Originally posted by ThudanBlunder
Bill has n+1 coins and Ben has n coins. They both throw all of their coins simultaneously and observe the number that come up heads. Assuming all the coins are fair, what is the probability that Bill gets more heads than Ben?
The probability of Bill getting "m" heads with his (n+1) coins is:
(n+1)choose(m)/2^(n+1)
The probability of Ben getting (m-1) or less heads with his "n" coins is:
SUM{(n)choose(i)/2^n}, where i=0...(m-1)
The probability of both these events happening simultaneously is simply their product.

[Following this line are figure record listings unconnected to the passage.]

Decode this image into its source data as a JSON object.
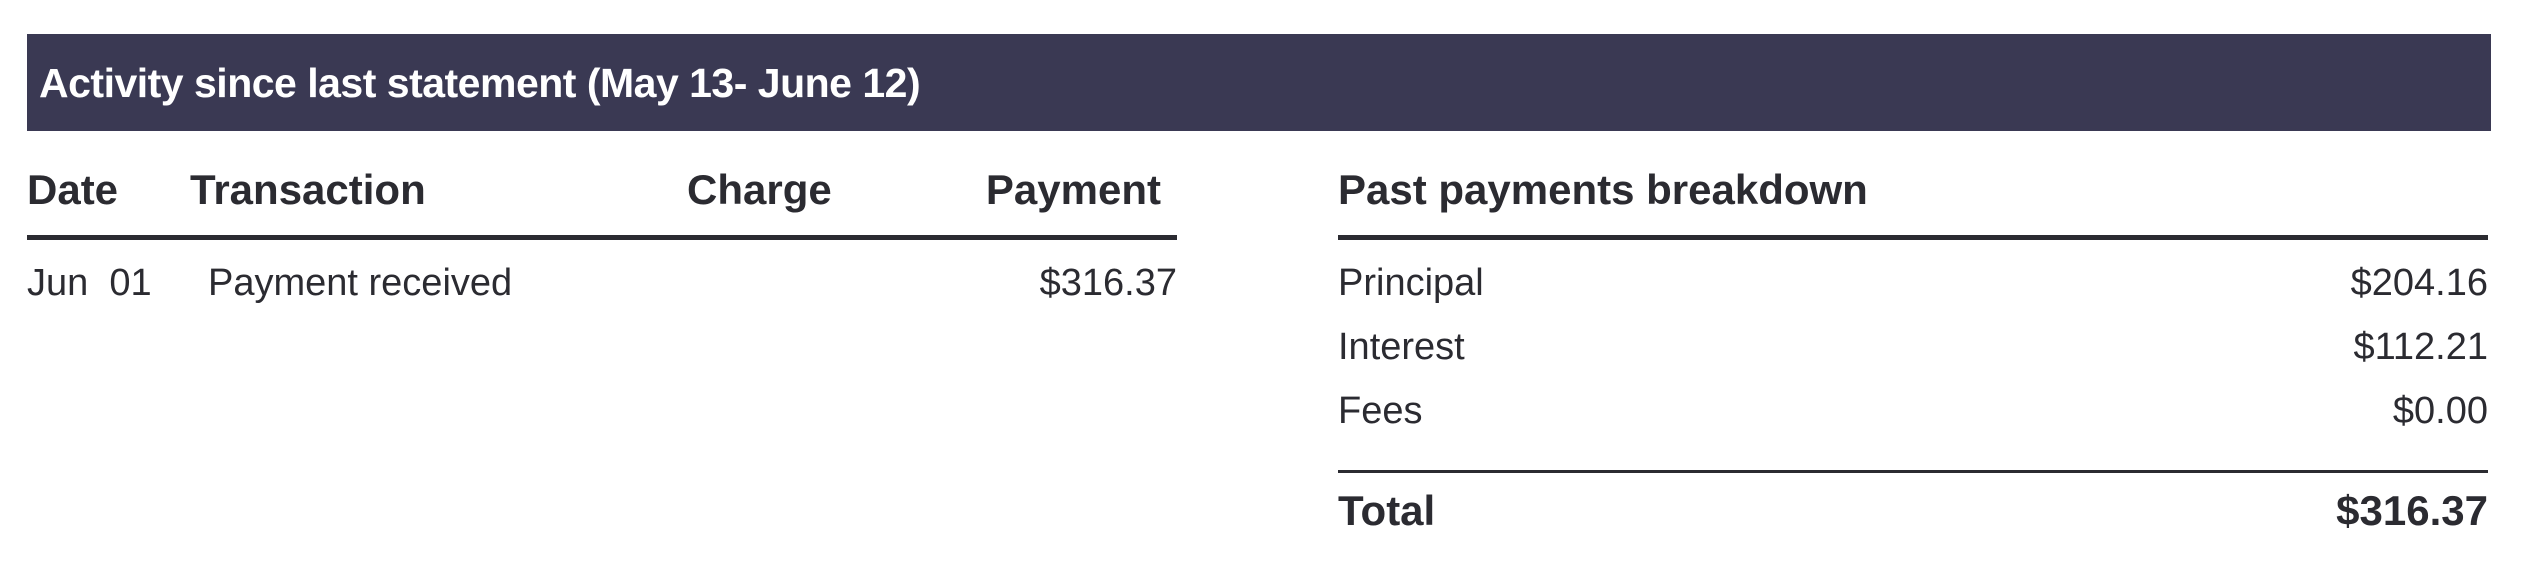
{
  "header": {
    "title": "Activity since last statement (May 13- June 12)"
  },
  "activity": {
    "columns": {
      "date": "Date",
      "transaction": "Transaction",
      "charge": "Charge",
      "payment": "Payment"
    },
    "rows": [
      {
        "date": "Jun  01",
        "transaction": "Payment received",
        "charge": "",
        "payment": "$316.37"
      }
    ]
  },
  "breakdown": {
    "title": "Past payments breakdown",
    "items": [
      {
        "label": "Principal",
        "value": "$204.16"
      },
      {
        "label": "Interest",
        "value": "$112.21"
      },
      {
        "label": "Fees",
        "value": "$0.00"
      }
    ],
    "total": {
      "label": "Total",
      "value": "$316.37"
    }
  },
  "colors": {
    "header_bg": "#3a3953",
    "text": "#2b2b31"
  }
}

Now, to count all the possible outcomes we use the double sum:
P = SUM{(n+1)choose(j)/2^(n+1) * SUM{(n)choose(i)/2^n}}, where j=1...n+1, and i=0...j-1
For example, for n=10 at some point we would calculate the probability that Bill got 3 heads (j=3), and Bill got 0, 1, and 2 heads (i=0,1,2), at some other point we would calculate the probability that Bill got 8 heads (j=8), and Ben got 0, 1, 2, 3, 4, 5, 6, and 7 heads (i=0,1,2,3,4,5,6,7), etc...
I don't know if there's a good way to simplify the above expression, or if there's an easier "aha!" solution, but this one will give you the correct answer if you grind it out.